Era el Día de Difuntos. El día en que Reme y Tomasa se encontraron más solas que nunca cuando regresaron a la galería número dos derecha, en fila, en silencio y orden desde el taller de costura. Dos mantas ensanchaban los refajos de Reme.

—Hoy se nos ha dado bien.

—Sí, se nos ha dado bien.

El tono de sus voces denotaba que las dos mujeres intentaban ocultar su tristeza. La añoranza que sentían por sus compañeras añadía confusión a la congoja que ambas descubrieron al verlas marchar. Alegría, sí, sintieron una profunda alegría al observar cómo alcanzaban la puerta de salida.

—Mira, Reme, ya han abierto la puerta de la jaula.

—Y ya salen, Tomasa, ya salen.

Reme y Tomasa se emocionaron al verse libres, también ellas, por un momento. Libres, al verlas liberadas. Pero después, la libertad de sus compañeras aumentó el cautiverio al que regresaron cuando se dieron la vuelta y caminaron solas hacia el patio.

Solas.

—¿Tienes hambre?

—Claro que tengo hambre, ¿cómo no voy a tener hambre, carajo?

Tristes.

Tomasa piensa en sus hijos. Siempre que está triste, piensa en sus hijos, arrastrados por la corriente río abajo.

—Reme.

—¿Qué?

—¿Tú sabes si todo lo que se lleva el río aparece luego en el mar?

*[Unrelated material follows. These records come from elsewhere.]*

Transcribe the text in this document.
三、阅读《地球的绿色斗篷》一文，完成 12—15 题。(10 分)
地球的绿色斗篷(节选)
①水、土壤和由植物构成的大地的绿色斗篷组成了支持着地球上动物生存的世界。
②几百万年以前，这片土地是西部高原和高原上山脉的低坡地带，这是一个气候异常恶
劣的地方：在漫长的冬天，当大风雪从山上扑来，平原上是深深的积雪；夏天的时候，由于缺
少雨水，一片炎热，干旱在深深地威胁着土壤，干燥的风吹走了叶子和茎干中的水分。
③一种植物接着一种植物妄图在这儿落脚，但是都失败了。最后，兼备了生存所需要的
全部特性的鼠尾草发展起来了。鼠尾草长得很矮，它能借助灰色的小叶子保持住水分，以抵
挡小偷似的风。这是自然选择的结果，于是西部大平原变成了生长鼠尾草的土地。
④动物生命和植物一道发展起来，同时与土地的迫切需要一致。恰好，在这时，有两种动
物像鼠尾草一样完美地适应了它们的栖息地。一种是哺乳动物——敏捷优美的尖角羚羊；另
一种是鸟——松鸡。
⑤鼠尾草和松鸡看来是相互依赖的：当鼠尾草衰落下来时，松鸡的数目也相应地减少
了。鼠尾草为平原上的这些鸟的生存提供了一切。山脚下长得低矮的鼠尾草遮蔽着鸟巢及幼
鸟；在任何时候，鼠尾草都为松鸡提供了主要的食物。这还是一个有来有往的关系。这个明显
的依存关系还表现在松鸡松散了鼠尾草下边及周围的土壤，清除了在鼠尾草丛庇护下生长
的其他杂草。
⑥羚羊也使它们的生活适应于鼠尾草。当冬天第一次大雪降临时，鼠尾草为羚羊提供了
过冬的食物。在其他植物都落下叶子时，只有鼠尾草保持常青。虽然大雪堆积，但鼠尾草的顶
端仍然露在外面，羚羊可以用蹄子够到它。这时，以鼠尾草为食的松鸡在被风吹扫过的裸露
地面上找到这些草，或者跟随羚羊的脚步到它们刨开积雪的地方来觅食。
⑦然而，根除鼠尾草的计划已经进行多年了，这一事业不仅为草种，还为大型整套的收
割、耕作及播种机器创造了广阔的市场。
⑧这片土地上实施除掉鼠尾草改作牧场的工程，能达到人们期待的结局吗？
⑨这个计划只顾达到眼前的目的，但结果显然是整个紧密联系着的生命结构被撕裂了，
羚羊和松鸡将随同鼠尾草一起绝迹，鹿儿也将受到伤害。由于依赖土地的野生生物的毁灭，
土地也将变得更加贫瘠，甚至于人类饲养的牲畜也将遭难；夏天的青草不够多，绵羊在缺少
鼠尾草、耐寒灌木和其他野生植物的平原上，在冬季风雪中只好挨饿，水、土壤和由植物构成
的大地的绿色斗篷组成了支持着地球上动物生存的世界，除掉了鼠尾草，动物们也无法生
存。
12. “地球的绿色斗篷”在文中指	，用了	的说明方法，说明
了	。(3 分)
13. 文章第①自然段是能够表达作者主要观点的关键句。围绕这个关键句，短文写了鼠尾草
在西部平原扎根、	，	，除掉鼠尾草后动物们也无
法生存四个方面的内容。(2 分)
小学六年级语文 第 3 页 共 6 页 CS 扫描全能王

—Todo lo que se lleva la corriente está en el fondo del mar.

Esa misma noche, en la reunión de Partido en la habitación de los lavabos, Tomasa y Reme debían incorporarse a una nueva familia. Como Reme recibía paquetes y Tomasa no, buscaron un grupo que ya estuviera compensado. Se sumaron al de cuatro presas en el que sólo dos de ellas recibían comida. Era la familia de la mujer que lloraba el día de la Merced por no haber reconocido a sus hijas. Reme le preguntó su nombre.

—Josefina.

—¿De dónde eres?

—De Gijón.

Y Tomasa le preguntó por el mar.

Reme y Tomasa abandonaron su espacio en el pasillo central, y se acomodaron en el interior de la celda que ocupaba su nueva familia junto a otro grupo de seis presas. En el momento en que Josefina les mostraba las dos baldosas que les correspondían a cada una, la voz de La Zapatones llamó a recuento. La funcionaria había pasado el día esperando el regreso de Elvira. Pendiente del registro de entradas, iba y venía, y contaba una y otra vez a las presas, como si al contarlas pudiera suceder que la niña pelirroja apareciera.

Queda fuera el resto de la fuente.